The fact that parliament has offered no serious opposition to the assault on democratic rights was summed up by Raab, who wound up his critique of the government’s actions by merely calling for a parliamentary debate on the issue “in the near future.”

The latest assault on the legal process is part of a long list of legislative reforms and judicial rulings stretching back to the previous Labour government with grave consequences for democratic rights. The series of Terrorism Acts passed between 2000 and 2006 contained a number of draconian provisions strengthening the power of the state and extremely broad definitions as to what would be deemed a terrorist act. The 2006 act, under which Incedal is being charged, makes the “instigation” or “encouragement” of a terrorist act a criminal offence, even if no evidence exists that plans for such an act had been made.

Claims of “national security” have been used to abrogate the legal principle of open justice, a principle with roots going back even further than the Magna Carta of 1215.

Last year, the Justice and Security Act was passed, creating the mechanism for evidence in civil trials to be presented to a court in secrecy by the government and without the presence of the defendant’s lawyer. Evidence so presented can be used by the court in reaching a decision in the trial, even though the defendant has no knowledge of the details. Only legal representatives selected by the government are allowed access to the material.

During discussions of the measures, they were fully supported by Prime Minister David Cameron, who commented in 2012, “This is the right way forward.”

As the British ruling class prepares a more aggressive militarist foreign policy, it can no longer tolerate the existence of democratic rights and institutions at home. The clampdown on public access to legal proceedings is aimed at preventing any information about the activities of the state, the intelligence services and its allies from coming out in the courts, as in the case of torture revelations relating to the Guantanamo Bay inmate Binyim Mohammed.
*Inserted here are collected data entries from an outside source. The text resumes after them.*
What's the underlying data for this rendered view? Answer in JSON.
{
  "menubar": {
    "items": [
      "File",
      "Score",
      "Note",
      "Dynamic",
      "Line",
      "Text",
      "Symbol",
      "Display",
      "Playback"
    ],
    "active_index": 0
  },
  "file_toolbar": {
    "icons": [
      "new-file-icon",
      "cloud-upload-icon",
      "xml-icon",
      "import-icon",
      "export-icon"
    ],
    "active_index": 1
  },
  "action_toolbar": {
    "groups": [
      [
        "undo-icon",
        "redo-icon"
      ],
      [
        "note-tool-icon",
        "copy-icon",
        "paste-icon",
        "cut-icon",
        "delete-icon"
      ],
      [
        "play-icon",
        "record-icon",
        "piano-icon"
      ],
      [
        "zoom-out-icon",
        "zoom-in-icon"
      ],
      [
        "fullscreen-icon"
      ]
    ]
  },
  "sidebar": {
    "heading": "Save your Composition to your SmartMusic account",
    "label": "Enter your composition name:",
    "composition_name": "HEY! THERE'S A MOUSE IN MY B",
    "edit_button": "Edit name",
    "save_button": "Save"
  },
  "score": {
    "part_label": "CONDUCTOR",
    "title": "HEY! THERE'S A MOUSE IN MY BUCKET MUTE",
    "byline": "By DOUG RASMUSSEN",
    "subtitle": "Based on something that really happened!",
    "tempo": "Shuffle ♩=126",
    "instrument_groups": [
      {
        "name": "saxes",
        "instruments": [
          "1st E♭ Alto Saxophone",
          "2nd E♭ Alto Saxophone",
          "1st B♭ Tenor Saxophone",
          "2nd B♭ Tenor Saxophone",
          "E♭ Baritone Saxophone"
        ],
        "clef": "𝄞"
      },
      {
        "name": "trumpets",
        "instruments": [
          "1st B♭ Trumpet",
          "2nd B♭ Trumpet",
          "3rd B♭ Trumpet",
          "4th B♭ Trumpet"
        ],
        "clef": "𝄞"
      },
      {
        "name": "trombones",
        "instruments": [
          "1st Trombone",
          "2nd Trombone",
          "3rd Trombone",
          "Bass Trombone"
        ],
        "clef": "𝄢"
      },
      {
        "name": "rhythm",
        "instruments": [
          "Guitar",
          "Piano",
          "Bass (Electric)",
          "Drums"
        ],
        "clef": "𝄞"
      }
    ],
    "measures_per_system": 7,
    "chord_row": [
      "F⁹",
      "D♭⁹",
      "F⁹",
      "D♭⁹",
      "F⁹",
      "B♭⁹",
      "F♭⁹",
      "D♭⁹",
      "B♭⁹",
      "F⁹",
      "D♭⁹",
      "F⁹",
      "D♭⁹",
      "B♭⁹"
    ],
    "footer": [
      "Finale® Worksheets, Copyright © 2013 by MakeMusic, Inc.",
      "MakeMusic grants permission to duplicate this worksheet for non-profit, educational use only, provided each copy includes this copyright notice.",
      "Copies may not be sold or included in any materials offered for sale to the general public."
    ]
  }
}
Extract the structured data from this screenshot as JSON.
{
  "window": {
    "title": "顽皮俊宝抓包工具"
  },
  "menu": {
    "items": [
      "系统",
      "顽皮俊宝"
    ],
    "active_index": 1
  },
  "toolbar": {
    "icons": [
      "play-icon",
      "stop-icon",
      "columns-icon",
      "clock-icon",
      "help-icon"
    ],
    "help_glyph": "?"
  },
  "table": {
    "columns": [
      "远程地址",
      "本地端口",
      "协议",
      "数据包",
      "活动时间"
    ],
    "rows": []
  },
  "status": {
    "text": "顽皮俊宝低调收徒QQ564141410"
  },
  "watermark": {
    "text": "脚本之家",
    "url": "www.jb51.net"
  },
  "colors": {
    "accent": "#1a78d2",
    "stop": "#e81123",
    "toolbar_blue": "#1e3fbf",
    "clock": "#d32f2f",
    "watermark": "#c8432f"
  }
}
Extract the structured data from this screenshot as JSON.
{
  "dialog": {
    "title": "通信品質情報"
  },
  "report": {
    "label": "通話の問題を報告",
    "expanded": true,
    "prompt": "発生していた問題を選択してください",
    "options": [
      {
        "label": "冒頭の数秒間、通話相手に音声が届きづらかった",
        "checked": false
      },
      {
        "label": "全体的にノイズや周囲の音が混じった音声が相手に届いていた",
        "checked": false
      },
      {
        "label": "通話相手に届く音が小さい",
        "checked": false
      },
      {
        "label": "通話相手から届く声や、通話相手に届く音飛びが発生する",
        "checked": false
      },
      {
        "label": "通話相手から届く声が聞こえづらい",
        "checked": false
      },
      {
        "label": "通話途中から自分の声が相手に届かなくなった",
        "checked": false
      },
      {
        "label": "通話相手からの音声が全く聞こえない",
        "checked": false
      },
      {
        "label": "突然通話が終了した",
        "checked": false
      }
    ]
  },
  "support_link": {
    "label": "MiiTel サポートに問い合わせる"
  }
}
The decision to strictly regulate the media’s coverage of a criminal trial comes in the context of the vicious attacks against the Guardian over its publication of National Security Agency whistle-blower Edward Snowden’s revelations. With threats of violence and the shutdown of the paper if it did not comply, figures at the highest level of the British state succeeded in having large quantities of information provided to the newspaper on hard drives destroyed.